Do you still remember the first song you heard? That one moment that ultimately changed your life? Unsuspecting, I stood in my favorite bookstore. It was time for the weekly acquisition of books. There it was, just like that on a cute little pile. The album Crecent by Gackt. Shrink-packed, of course. I remember picking it up and thinking [Hm … is that a man or a woman? Who is that?] And I thought about it really long. Because I used to buy books so often, I only had a certain budget for the week to spend on them. And this album pushed me to my budget limit. The standard was that I always left the shop with 2-3 new books. But if I bought this album, it would only be one book for this week. I found it difficult to decide. I mean, I didn’t know the artist. I didn’t know if his music was good and I would like it and for this uncertainty should I forego my beloved books for the week? They were all looking for a new home! (the books! :D) Then I put the album back aside and kept looking for new books. But I already noticed that I could no longer get involved so much in choosing new books. No book really interested me anymore, so I could have said: [Hey, I really want to read THAT!] I was standing at a loss in the bookshop and my eyes kept falling back on this album. So I decided to buy it. If I couldn’t find any interesting books anyway, I could safely buy this CD, despite the uncertainty whether I would like the artist or not. And that’s where it all started …

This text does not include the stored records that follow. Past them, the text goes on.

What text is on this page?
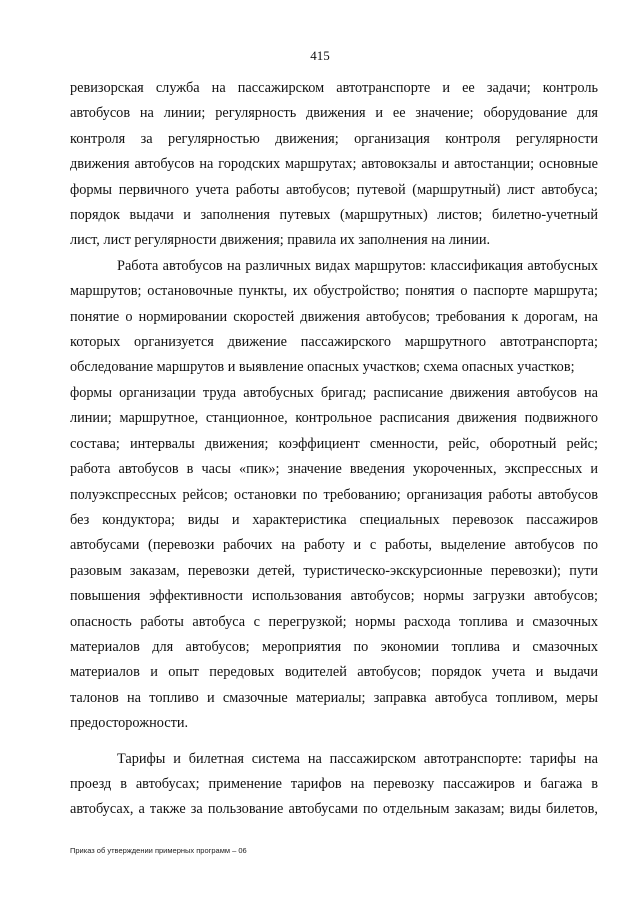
415
ревизорская служба на пассажирском автотранспорте и ее задачи; контроль
автобусов на линии; регулярность движения и ее значение; оборудование для
контроля за регулярностью движения; организация контроля регулярности
движения автобусов на городских маршрутах; автовокзалы и автостанции; основные
формы первичного учета работы автобусов; путевой (маршрутный) лист автобуса;
порядок выдачи и заполнения путевых (маршрутных) листов; билетно-учетный
лист, лист регулярности движения; правила их заполнения на линии.
Работа автобусов на различных видах маршрутов: классификация автобусных
маршрутов; остановочные пункты, их обустройство; понятия о паспорте маршрута;
понятие о нормировании скоростей движения автобусов; требования к дорогам, на
которых организуется движение пассажирского маршрутного автотранспорта;
обследование маршрутов и выявление опасных участков; схема опасных участков;
формы организации труда автобусных бригад; расписание движения автобусов на
линии; маршрутное, станционное, контрольное расписания движения подвижного
состава; интервалы движения; коэффициент сменности, рейс, оборотный рейс;
работа автобусов в часы «пик»; значение введения укороченных, экспрессных и
полуэкспрессных рейсов; остановки по требованию; организация работы автобусов
без кондуктора; виды и характеристика специальных перевозок пассажиров
автобусами (перевозки рабочих на работу и с работы, выделение автобусов по
разовым заказам, перевозки детей, туристическо-экскурсионные перевозки); пути
повышения эффективности использования автобусов; нормы загрузки автобусов;
опасность работы автобуса с перегрузкой; нормы расхода топлива и смазочных
материалов для автобусов; мероприятия по экономии топлива и смазочных
материалов и опыт передовых водителей автобусов; порядок учета и выдачи
талонов на топливо и смазочные материалы; заправка автобуса топливом, меры
предосторожности.
Тарифы и билетная система на пассажирском автотранспорте: тарифы на
проезд в автобусах; применение тарифов на перевозку пассажиров и багажа в
автобусах, а также за пользование автобусами по отдельным заказам; виды билетов,
Приказ об утверждении примерных программ – 06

When I got to my apartment I was filled with anticipation, I didn’t know where it was coming from! I literally tore the foil off the album, took out the CD and put it in my player. Since I ran my playlist on //Random Tracks// before, it was still stored and instead of starting with the first track, my player jumped to track number 7. Lust for Blood THAT WAS IT! I stood rooted in the room, my jaw dropped and I couldn’t move. I just stood there paralyzed for the whole song and just listened to this arrangement of instruments and this voice that moved something deep inside me. When the song was over I noticed that tears were in my eyes. Confused, I wiped them away and was annoyed at myself for reacting to a song like that. I didn’t really notice the rest of the songs on the album. I was very busy analyzing myself. But since I couldn’t get any further, I played this one, very specific track again and sat on my bed. I listened to the music, I listened to myself and all I found was a longing that was greater than anything I had known in life before. A deep connection, this pain of being alone, this abysmal longing for this one moment … This voice from this artist evoked all these feelings in me. It took me a long time to recover from that first time with Gackt. I don’t think I’m a mentally unstable person myself, on the contrary. I’m self-critical and not exactly timid about that and sometimes I would see myself as emotionally dull, so it was all the more astonishing for me that this song aroused such emotions in me. And over the years it was still like that. This artist has accompanied me through my life from that moment on. There are times when I listen to his music every day until this longing grabs me. Then there are times again when I can no longer hear him, BECAUSE this longing grips me otherwise. But I know he (Gackt and his music) has become an important part of my life. He showed me what it means to really give everything and I am very grateful for that. What was your first time?
Sorry, but I just had to get rid of that. This memory has been buzzing around in my head for days and refuses to go away.